(www.rettungsdienst.de; 23.10.2014) - Die Volksrepublik China will ihr gesamtes Rettungssystem nach deutschem Vorbild reorganisieren. Eine Mammutaufgabe, für deren erfolgreiche Umsetzung die Björn-Steiger-Stiftung verantwortlich ist. www.rettungsdienst.de liegen Details des als vertraulich gehandelten Plans vor.
(firmenpresse) - Ende März 2014 machte eine Nachricht die Runde, wonach die Volksrepublik China ihr Rettungsdienstsystem nach deutschem Vorbild umstrukturieren möchte. Diverse deutsche (Groß-)Konzerne wurden in diesem Zusammenhang genannt, die an dem Projekt partizipieren wollen. Wenige Monate später scheinen sich diese Planungen konkretisiert zu haben. So wird es zwei Modellprojekte in den chinesischen Städten Wuhan (10 Millionen Einwohner) und Jieyang (6,8 Millionen Einwohner) geben, wie das Bundesgesundheitsministerium auf Nachfrage von www.rettungsdienst.de bestätigte. Bei positivem Verlauf könnte es anschließend schrittweise auf andere Provinzen und schlussendlich die gesamte Volksrepublik China ausgedehnt werden.
Das Paket umfasst den gesamten bodengebundenen Rettungsdienst inklusive die technische Hilfeleistung zum Beispiel nach Verkehrsunfällen sowie die Luftrettung. Perspektivisch wird auch die Wasser- sowie Seenotrettung hinzukommen.
Auftakt in 6,8-Millionen-Stadt
Federführend erfolgt die Umsetzung durch die Björn-Steiger-Stiftung (BSS). Sie führt im Auftrag der deutschen Bundesregierung sämtliche Planungen und Verhandlungen mit den chinesischen Stellen.
Seitens der Björn-Steiger-Stiftung ist keine offizielle Stellungnahme zu der als „Verschlusssache“ behandelten Planung zu erhalten. Es scheint aber festzustehen, dass man sich eine 28-monatige Vorbereitungsphase einräumt, ehe der Rettungsdienst „Made in Germany“ operativ in Erscheinung tritt.
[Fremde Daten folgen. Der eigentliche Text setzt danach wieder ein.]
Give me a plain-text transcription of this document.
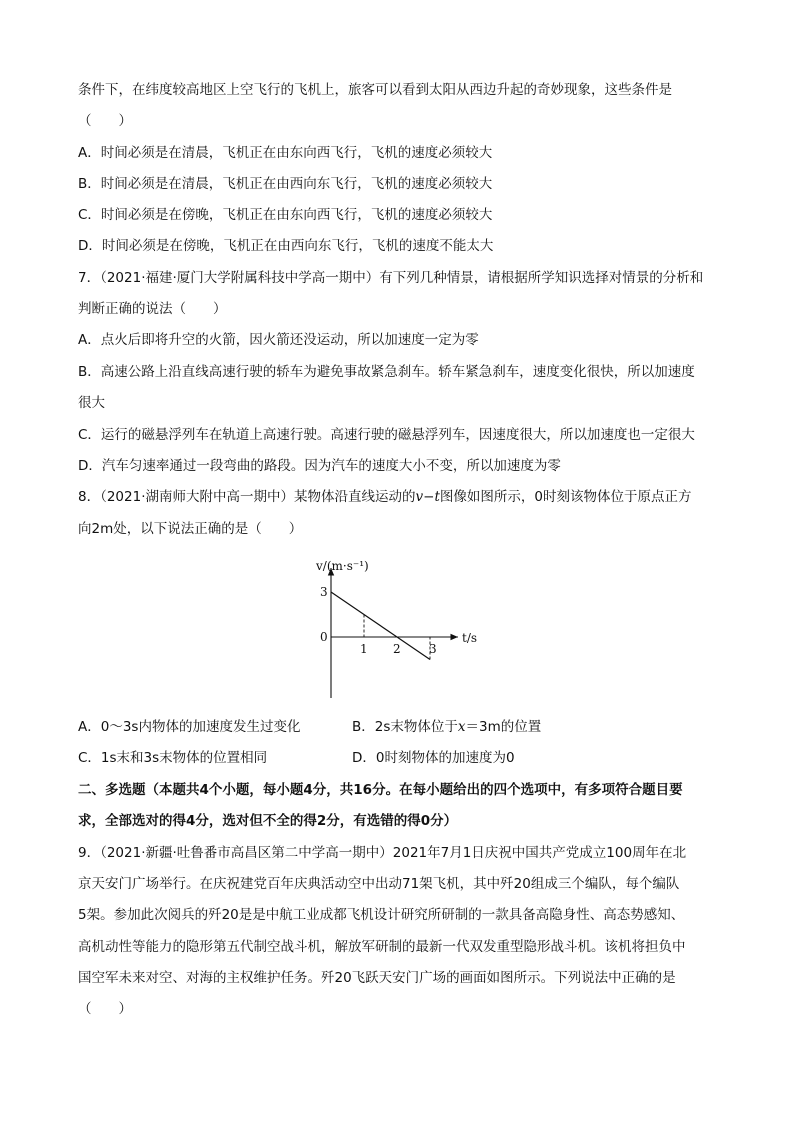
条件下，在纬度较高地区上空飞行的飞机上，旅客可以看到太阳从西边升起的奇妙现象，这些条件是
（　　）
A．时间必须是在清晨，飞机正在由东向西飞行，飞机的速度必须较大
B．时间必须是在清晨，飞机正在由西向东飞行，飞机的速度必须较大
C．时间必须是在傍晚，飞机正在由东向西飞行，飞机的速度必须较大
D．时间必须是在傍晚，飞机正在由西向东飞行，飞机的速度不能太大
7．（2021·福建·厦门大学附属科技中学高一期中）有下列几种情景，请根据所学知识选择对情景的分析和
判断正确的说法（　　）
A．点火后即将升空的火箭，因火箭还没运动，所以加速度一定为零
B．高速公路上沿直线高速行驶的轿车为避免事故紧急刹车。轿车紧急刹车，速度变化很快，所以加速度
很大
C．运行的磁悬浮列车在轨道上高速行驶。高速行驶的磁悬浮列车，因速度很大，所以加速度也一定很大
D．汽车匀速率通过一段弯曲的路段。因为汽车的速度大小不变，所以加速度为零
8．（2021·湖南师大附中高一期中）某物体沿直线运动的v−t图像如图所示，0时刻该物体位于原点正方
向2m处，以下说法正确的是（　　）
v/(m·s⁻¹)
t/s
0
1 2 3
3
A．0～3s内物体的加速度发生过变化	B．2s末物体位于x＝3m的位置
C．1s末和3s末物体的位置相同	D．0时刻物体的加速度为0
二、多选题（本题共4个小题，每小题4分，共16分。在每小题给出的四个选项中，有多项符合题目要
求，全部选对的得4分，选对但不全的得2分，有选错的得0分）
9．（2021·新疆·吐鲁番市高昌区第二中学高一期中）2021年7月1日庆祝中国共产党成立100周年在北
京天安门广场举行。在庆祝建党百年庆典活动空中出动71架飞机，其中歼20组成三个编队，每个编队
5架。参加此次阅兵的歼20是是中航工业成都飞机设计研究所研制的一款具备高隐身性、高态势感知、
高机动性等能力的隐形第五代制空战斗机，解放军研制的最新一代双发重型隐形战斗机。该机将担负中
国空军未来对空、对海的主权维护任务。歼20飞跃天安门广场的画面如图所示。下列说法中正确的是
（　　）
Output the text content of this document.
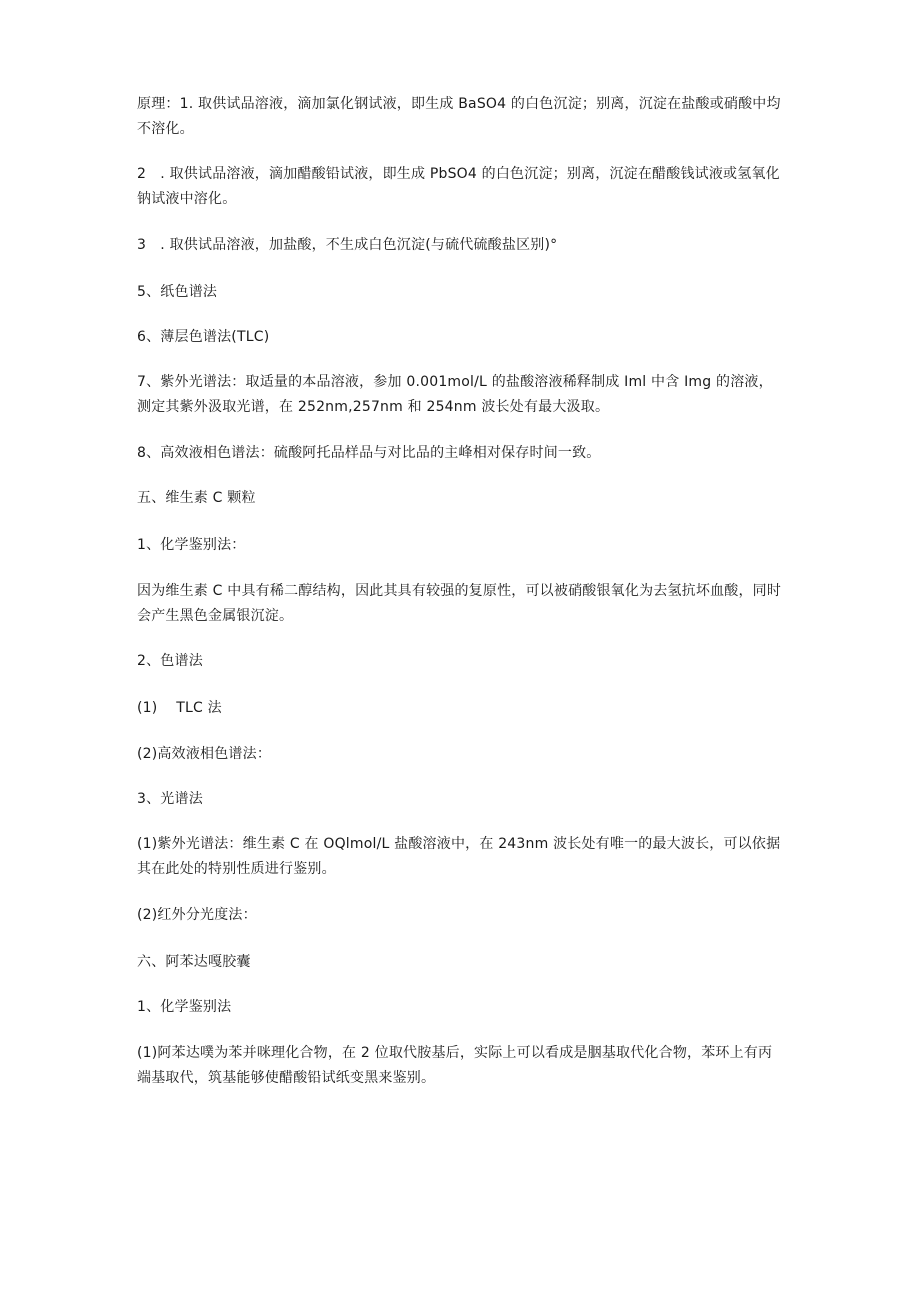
原理：1. 取供试品溶液，滴加氯化钢试液，即生成 BaSO4 的白色沉淀；别离，沉淀在盐酸或硝酸中均不溶化。

2　. 取供试品溶液，滴加醋酸铅试液，即生成 PbSO4 的白色沉淀；别离，沉淀在醋酸钱试液或氢氧化钠试液中溶化。

3　. 取供试品溶液，加盐酸，不生成白色沉淀(与硫代硫酸盐区别)°

5、纸色谱法

6、薄层色谱法(TLC)

7、紫外光谱法：取适量的本品溶液，参加 0.001mol∕L 的盐酸溶液稀释制成 Iml 中含 Img 的溶液，测定其紫外汲取光谱，在 252nm,257nm 和 254nm 波长处有最大汲取。

8、高效液相色谱法：硫酸阿托品样品与对比品的主峰相对保存时间一致。

五、维生素 C 颗粒

1、化学鉴别法：

因为维生素 C 中具有稀二醇结构，因此其具有较强的复原性，可以被硝酸银氧化为去氢抗坏血酸，同时会产生黑色金属银沉淀。

2、色谱法

(1)　 TLC 法

(2)高效液相色谱法：

3、光谱法

(1)紫外光谱法：维生素 C 在 OQlmol/L 盐酸溶液中，在 243nm 波长处有唯一的最大波长，可以依据其在此处的特别性质进行鉴别。

(2)红外分光度法：

六、阿苯达嘎胶囊

1、化学鉴别法

(1)阿苯达噗为苯并咪理化合物，在 2 位取代胺基后，实际上可以看成是胭基取代化合物，苯环上有丙端基取代，筑基能够使醋酸铅试纸变黑来鉴别。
Innerhalb von drei Jahren sollen fünf angrenzende Städte mit insgesamt 27 Millionen Einwohnern hinzugenommen werden. Im vierten Jahr, so die Planungen, werde das System dann auf die gesamte Provinz Guangdong ausgedehnt, sodass mit einer Vollversorgung und dem Regelbetrieb innerhalb von acht Jahren zu rechnen ist. Durch die in Guangdong gewonnenen Erfahrungen sollen alle weiteren Provinzen binnen fünf Jahren auf deutschen Standard gebracht werden.
Imposante Zahlen
Allein die Einwohnerzahlen lassen erahnen, welche Dimension das China-Projekt haben wird. Für die Provinz Guangdong kalkulieren die Verantwortlichen nach unbestätigten Angaben mit…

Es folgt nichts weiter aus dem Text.